ARM Cross Compiler
Cross Compile Chain for ARM system TS-7390
Some hints were taken from: http://www.ethernut.de/en/documents/cross-toolchain-osx.html However, this does not work right for the TS arm platforms. These instructions worked for me with a TS-7390 board.

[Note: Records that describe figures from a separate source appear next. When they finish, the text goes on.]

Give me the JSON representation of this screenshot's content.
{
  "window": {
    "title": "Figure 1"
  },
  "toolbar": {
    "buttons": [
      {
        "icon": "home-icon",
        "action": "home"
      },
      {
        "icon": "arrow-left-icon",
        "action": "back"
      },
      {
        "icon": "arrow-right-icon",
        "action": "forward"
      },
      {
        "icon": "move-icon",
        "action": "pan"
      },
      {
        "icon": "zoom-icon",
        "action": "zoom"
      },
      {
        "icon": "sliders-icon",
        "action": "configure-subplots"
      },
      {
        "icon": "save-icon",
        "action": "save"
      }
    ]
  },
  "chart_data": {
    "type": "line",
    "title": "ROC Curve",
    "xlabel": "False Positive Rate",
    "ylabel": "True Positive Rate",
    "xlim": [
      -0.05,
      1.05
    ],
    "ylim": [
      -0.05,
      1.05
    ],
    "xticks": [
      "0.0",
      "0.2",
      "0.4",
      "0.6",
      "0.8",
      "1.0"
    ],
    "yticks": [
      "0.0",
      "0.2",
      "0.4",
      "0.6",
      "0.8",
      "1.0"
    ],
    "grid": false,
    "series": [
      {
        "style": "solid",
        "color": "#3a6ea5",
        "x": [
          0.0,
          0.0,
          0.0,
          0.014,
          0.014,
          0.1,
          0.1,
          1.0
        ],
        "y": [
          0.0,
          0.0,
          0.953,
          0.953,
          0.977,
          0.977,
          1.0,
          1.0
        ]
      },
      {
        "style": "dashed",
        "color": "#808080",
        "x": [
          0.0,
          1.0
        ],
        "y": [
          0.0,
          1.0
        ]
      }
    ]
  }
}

These instructions worked on both Mac OS X 10.5 and Red Hat Linux 5.3
Get the sources
Sources obtained from:
curl -O ftp://gcc.gnu.org/pub/binutils/releases/binutils-2.18.tar.bz2 curl -O ftp://gcc.gnu.org/pub/gcc/releases/gcc-4.2.2/gcc-core-4.2.2.tar.bz2 curl -O ftp://gcc.gnu.org/pub/gcc/releases/gcc-4.2.2/gcc-g++-4.2.2.tar.bz2 curl -O ftp://sourceware.org/pub/gdb/releases/gdb-6.7.1.tar.bz2
GNU Build instructions at: http://gcc.gnu.org/install/build.html
Untar in the ~/crosscompile/ directory or some other location of choice.
Prepare the sysroot
Presumably you want to compile code on your host system for some target system. If this target system runs Linux, you'd want to be able to access all the libraries and header files from the target system on your host system. Otherwise, why bother with a cross compiler.

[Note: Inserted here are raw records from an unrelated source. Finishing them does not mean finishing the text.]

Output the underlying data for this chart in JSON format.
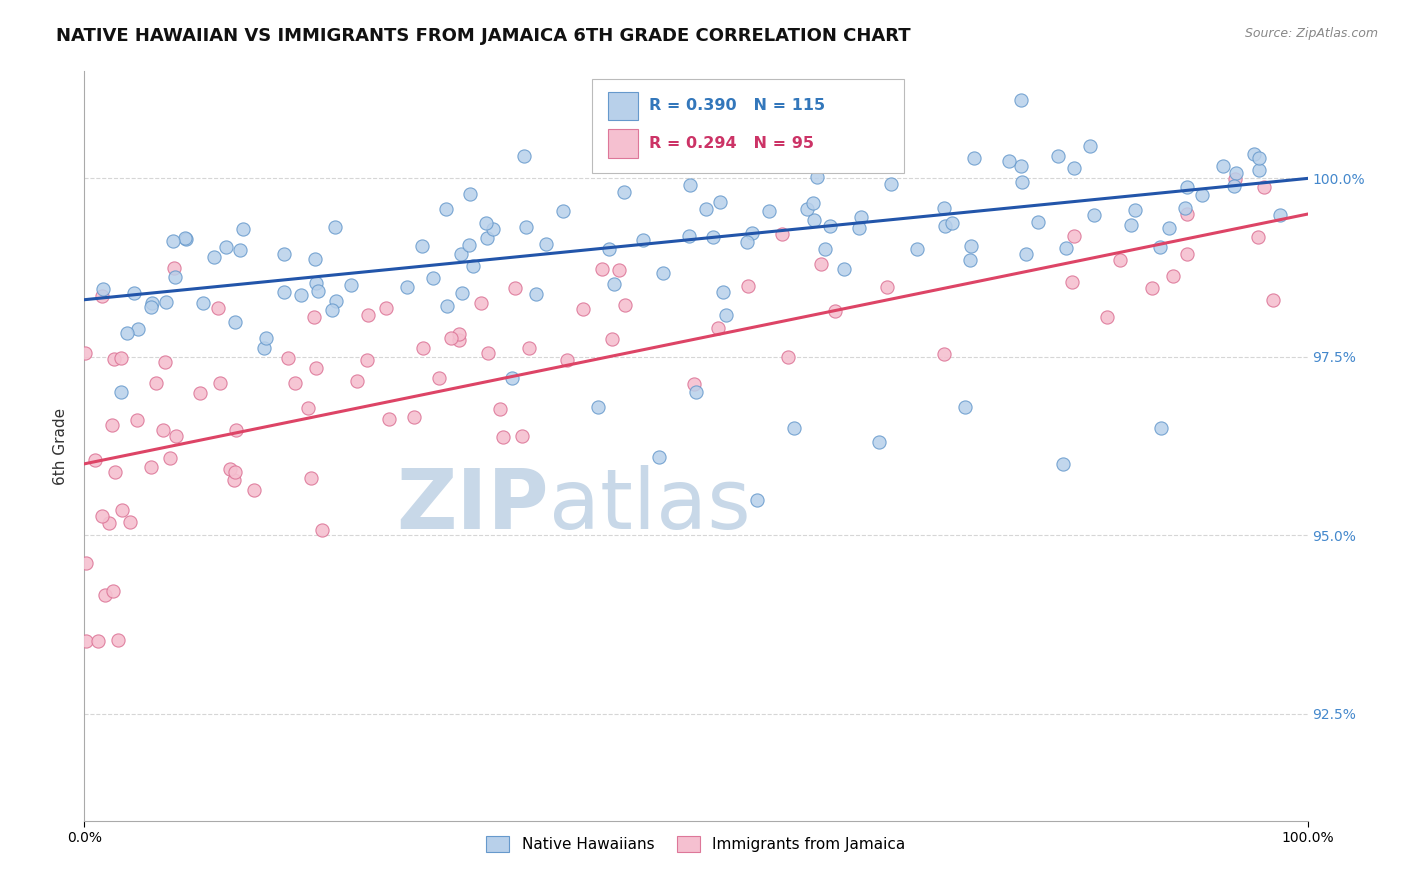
{
  "title": "NATIVE HAWAIIAN VS IMMIGRANTS FROM JAMAICA 6TH GRADE CORRELATION CHART",
  "source_text": "Source: ZipAtlas.com",
  "ylabel": "6th Grade",
  "xlim": [
    0.0,
    100.0
  ],
  "ylim": [
    91.0,
    101.5
  ],
  "yticks": [
    92.5,
    95.0,
    97.5,
    100.0
  ],
  "ytick_labels": [
    "92.5%",
    "95.0%",
    "97.5%",
    "100.0%"
  ],
  "xtick_labels": [
    "0.0%",
    "100.0%"
  ],
  "blue_legend_label": "Native Hawaiians",
  "pink_legend_label": "Immigrants from Jamaica",
  "blue_R": 0.39,
  "blue_N": 115,
  "pink_R": 0.294,
  "pink_N": 95,
  "blue_color": "#b8d0ea",
  "blue_edge_color": "#6699cc",
  "pink_color": "#f5c0d0",
  "pink_edge_color": "#dd7799",
  "blue_line_color": "#2255aa",
  "pink_line_color": "#dd4466",
  "watermark_zip_color": "#c8d8e8",
  "watermark_atlas_color": "#c8d8e8",
  "background_color": "#ffffff",
  "grid_color": "#cccccc",
  "title_fontsize": 13,
  "axis_label_fontsize": 11,
  "tick_fontsize": 10,
  "marker_size": 90,
  "blue_trend_y_start": 98.3,
  "blue_trend_y_end": 100.0,
  "pink_trend_y_start": 96.0,
  "pink_trend_y_end": 99.5
}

On the target system, create a includes.tgz from /usr/includes and libs.tgz from /usr/libs and liblibs.tgz from /lib:
tar czvf /tmp/includes.tgz /usr/include tar czvf /tmp/libs.tgz /usr/lib /lib
On the host, expand these in the new sysroot for the target.
mkdir /usr/local/arm-linux-gnu/ cd /usr/local/arm-linux-gnu/ tar xzvf ~/include.tgz tar xzvf ~/libs.tgz
You should now have a copy of the relevant libraries in your /usr/local/arm-linux-gnu directory.
FIRST MAKE THE BINUTILS
On the host, go to binutils directory (where you untarred the binutils tar file, then cd into binutils-2-18), create a build-arm-linux subdirectory (mkdir build-arm-linux), and run:
For a gnu distro (Etch)
cd build-arm-linux ../configure --target=arm-linux-gnu --prefix=/usr/local/arm-linux-gnu --with-sysroot=/usr/local/arm-linux-gnu --with-local-prefix=/usr/local/arm-linux-gnu/arm-linux-gnu --disable-nls --with-gcc --with-gnu-as --with-gnu-ld
For a gnueabi distro (Lenny)
../configure --target=arm-linux-gnueabi --prefix=/usr/local/arm-linux-gnueabi --with-sysroot=/usr/local/arm-linux-gnueabi --with-local-prefix=/usr/local/arm-linux-gnueabi/arm-linux-gnueabi --disable-nls --with-gcc --with-gnu-as --with-gnu-ld
(Note for Mac: Check that makeinfo points to makeinfo or /usr/bin/makeinfo and not the Tex version!)
Compile and install:
make make install
Compile GCC
On the host, go to gcc-4.2.2 directory (where you untarred gcc-4.2.2, then cd into gcc-4.2.2 directory) and configure with:
mkdir build-arm-linux cd build-arm-linux ../configure --target=arm-linux-gnu --prefix=/usr/local/arm-linux-gnu --with-sysroot=/usr/local/arm-linux-gnu --with-local-prefix=/usr/local/arm-linux-gnu/arm-linux-gnu --disable-nls --enable-threads=posix --enable-symvers=gnu --enable-__cxa_atexit --enable-languages=c,c++ --enable-shared --enable-c99 --enable-long-long
(Some of the options were taken from the crosstool chain configuration provided by embeddedarm.com, they can also be found on the compiler of the target system, ask it with "gcc -v")
Compile and install:
make make install
The compiler and everything needed should now be installed in /usr/local/arm-linux-gnu/bin. Add this to your path and run these versions as "arm-linux-gnu-gcc" etc.